Neste ponto, a opinião de Valdez converge com a da ativista travesti colombiana Diana Navarro Sanjuán, diretora da Corporación Opción, para quem o pertencimento ao gênero feminino está “mais além dos órgãos genitais e sexuais femininos, uma vez que o gênero não tem a ver com nossa fisiologia. Independentemente de um caráter fisiológico genital, nós, pessoas de sexo masculino com uma construção identitária feminina, somos mulheres”, afirma Diana.
A partir da afirmação de Simone de Beauvoir de que “não se nasce mulher”, o papel do substrato biológico e social na constituição das noções de homem e mulher tem marcado as discussões teóricas e políticas em relação ao que significa ser homem e ser mulher. “Do ponto de vista biológico, a mulher é um ser humano com cromossomas XX; entretanto, do ponto de vista cultural, não há somente uma forma de ser mulher”, comenta a antropóloga Marta Lamas, diretora da revista mexicana Debate Feminista. “Ser uma mulher em um país muçulmano não é o mesmo que ser uma mulher em um país nórdico ou no México. Não existe A mulher, mas sim muitas formas de ser mulher, as quais estão cruzadas por questões geracionais, de classe social, de localização geográfica, de crenças religiosas ou ideológicas”, pontua a feminista.

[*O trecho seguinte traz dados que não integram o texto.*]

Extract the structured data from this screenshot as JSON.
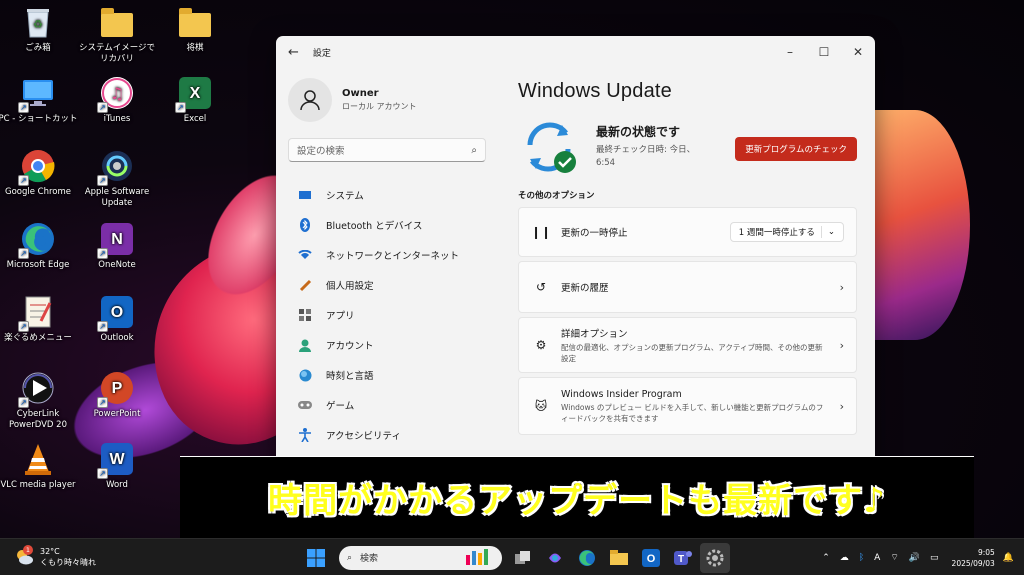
{
  "desktop": {
    "icons": [
      {
        "label": "ごみ箱"
      },
      {
        "label": "システムイメージでリカバリ"
      },
      {
        "label": "将棋"
      },
      {
        "label": "PC - ショートカット"
      },
      {
        "label": "iTunes"
      },
      {
        "label": "Excel"
      },
      {
        "label": "Google Chrome"
      },
      {
        "label": "Apple Software Update"
      },
      {
        "label": "Microsoft Edge"
      },
      {
        "label": "OneNote"
      },
      {
        "label": "楽ぐるめメニュー"
      },
      {
        "label": "Outlook"
      },
      {
        "label": "CyberLink PowerDVD 20"
      },
      {
        "label": "PowerPoint"
      },
      {
        "label": "VLC media player"
      },
      {
        "label": "Word"
      }
    ]
  },
  "window": {
    "title": "設定",
    "profile": {
      "name": "Owner",
      "account_type": "ローカル アカウント"
    },
    "search_placeholder": "設定の検索",
    "nav": [
      {
        "label": "システム",
        "icon": "monitor-icon"
      },
      {
        "label": "Bluetooth とデバイス",
        "icon": "bluetooth-icon"
      },
      {
        "label": "ネットワークとインターネット",
        "icon": "wifi-icon"
      },
      {
        "label": "個人用設定",
        "icon": "brush-icon"
      },
      {
        "label": "アプリ",
        "icon": "apps-icon"
      },
      {
        "label": "アカウント",
        "icon": "person-icon"
      },
      {
        "label": "時刻と言語",
        "icon": "globe-icon"
      },
      {
        "label": "ゲーム",
        "icon": "gamepad-icon"
      },
      {
        "label": "アクセシビリティ",
        "icon": "accessibility-icon"
      }
    ],
    "page_title": "Windows Update",
    "status": {
      "heading": "最新の状態です",
      "last_check": "最終チェック日時: 今日、6:54"
    },
    "check_button": "更新プログラムのチェック",
    "other_options_title": "その他のオプション",
    "options": [
      {
        "title": "更新の一時停止",
        "dropdown": "1 週間一時停止する",
        "icon": "pause-icon"
      },
      {
        "title": "更新の履歴",
        "icon": "history-icon"
      },
      {
        "title": "詳細オプション",
        "desc": "配信の最適化、オプションの更新プログラム、アクティブ時間、その他の更新設定",
        "icon": "gears-icon"
      },
      {
        "title": "Windows Insider Program",
        "desc": "Windows のプレビュー ビルドを入手して、新しい機能と更新プログラムのフィードバックを共有できます",
        "icon": "cat-icon"
      }
    ],
    "accent_color": "#c42b1c"
  },
  "caption": "時間がかかるアップデートも最新です♪",
  "taskbar": {
    "weather": {
      "temp": "32°C",
      "condition": "くもり時々晴れ",
      "badge": "1"
    },
    "search_placeholder": "検索",
    "time": "9:05",
    "date": "2025/09/03",
    "ime": "A"
  }
}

Caminham na mesma direção a antropóloga brasileira Anna Paula Vencato – para quem não é possível dar uma definição objetiva do que é ser mulher, por não existir uma espécie de "essência compartilhada" por todas as mulheres e que vá definir uma "mulheridade" – e a ativista argentina Alejandra Sardá, integrante do grupo Mulabi (Espacio latinoamericano de sexualidades y derechos), que considera que ser mulher seja uma categoria identitária e uma convenção social que “oferece a possibilidade de mudar seu significado à medida que as circunstâncias sociais exijam”.
Professora na Universidade Federal de São Carlos (UFSCar), Vencato atualmente realiza a pesquisa "Existimos pelo prazer de ser mulher: corpo, gênero e sexualidade em homens que praticam crossdressing”, para sua tese de doutorado, a ser defendida em breve pelo PPGSA-IFCS-UFRJ. A pesquisa, de base etnográfica, foi realizada basicamente em eventos do Brazilian Crossdresser Club (BCC) e também na internet. “Crossdressers não são mulheres e não se vêem como tal. De forma rápida, poder-se-ia dizer que são homens que ‘se vestem de mulher’, ou que efetivam o ‘desejo de se vestir com roupas e acessórios femininos’, embora o crossdressing seja algo um tanto mais complexo que isso. E, mesmo assim, a noção de feminino que usam para se montar é bastante peculiar. É uma ‘montagem transitória’, realizada em alguns momentos específicos, que envolve graus variados de intervenção corporal, dependendo do que se pretende em termos de resultado final daquela produção. De modo geral, as crossdressers se inspiram e buscam realizar em suas montagens coisas que observam nas mulheres e que admiram ou em coisas que elas vêem nas mulheres e acham bonito ou interessante”, explica a pesquisadora.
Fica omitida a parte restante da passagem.